Avatar: Official proposal Official proposal

Team name: Learnifiers

Use of AI tools:

  • Claude : research, structuring ideas, drafting sections, and refining the technical architecture

  • Gemini : exploring related work and cross-checking technical concepts

  • Grammarly : proofreading and language refinement

Category: AI Learning Support and Pedagogy

External feedback & contributions:

  • Nipun Ranchhod Navadia detailed critical feedback on execution complexity, VM substitution fidelity, and realism validation

  • Tayeb Bouchikhi questions on architecture, deployment contexts, and differentiation from existing LLMs

  • Hans Zúñiga feedback on technical accuracy and outcome validation

  • Ndeye Sophie Seck questions on student frustration management and hint calibration

Initial contribution: Architecting Stateful Large Language Model Simulations for Infrastructure-less Cybersecurity Education

Reflection on the process:

The initial contribution was built on a survey of 30 students showed 74% were using AI passively, and cost data confirmed that existing lab solutions are simply out of reach for most low-resource institutions. That foundation didn't change through Phase 2, but the proposal got sharper in ways that mattered.

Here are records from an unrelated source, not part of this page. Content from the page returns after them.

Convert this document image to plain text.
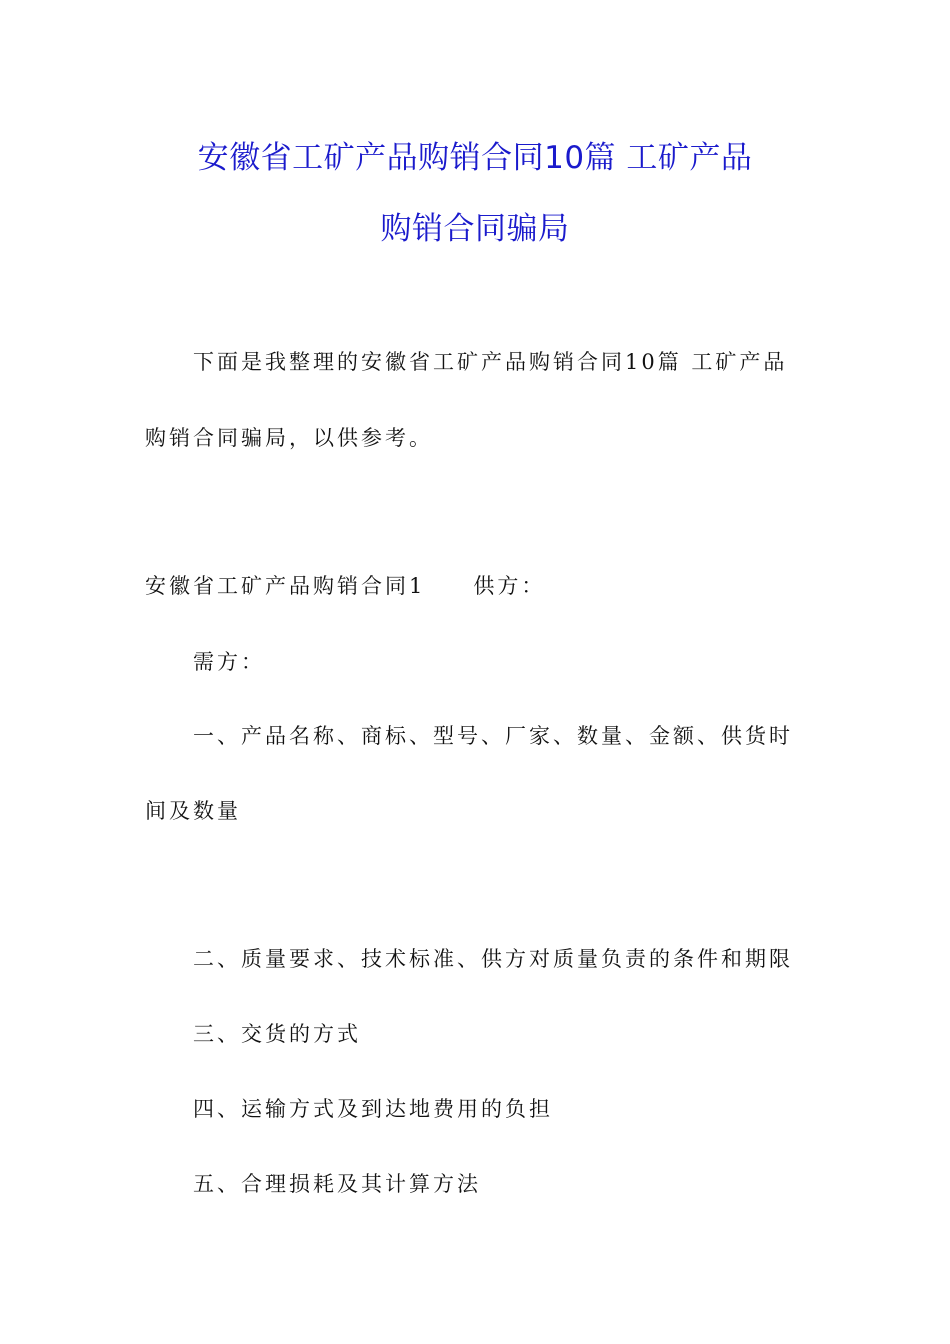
安徽省工矿产品购销合同10篇 工矿产品
购销合同骗局
下面是我整理的安徽省工矿产品购销合同10篇 工矿产品
购销合同骗局，以供参考。
安徽省工矿产品购销合同1 供方：
需方：
一、产品名称、商标、型号、厂家、数量、金额、供货时
间及数量
二、质量要求、技术标准、供方对质量负责的条件和期限
三、交货的方式
四、运输方式及到达地费用的负担
五、合理损耗及其计算方法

Nipun's review pushed us to be more honest about scope. The system doesn't replace a real lab at the advanced level and we weren't saying that clearly enough. We now frame it explicitly as a beginner-to-intermediate layer , students who go through it arrive at physical labs better prepared, not as a replacement for them.

The questions around the Socratic Evaluator from multiple reviewers made us articulate the Goal Tree logic more precisely. The key distinction that hints are tied to where the student is in the attack chain rather than just reacting to whatever they type , wasn't obvious enough in the original, and that's now front and center.

The frustration management question pushed us to explain the three-tier escalation system more clearly: hints first, then prompts when the Goal Tree detects repeated errors, then direct assertions as a last resort so students never hit a dead end.

The realism validation concern pushed us to surface the existing pipeline more clearly , it was already part of the architecture but wasn't communicated explicitly enough in the initial contribution.

It's worth noting that the project is currently in active development.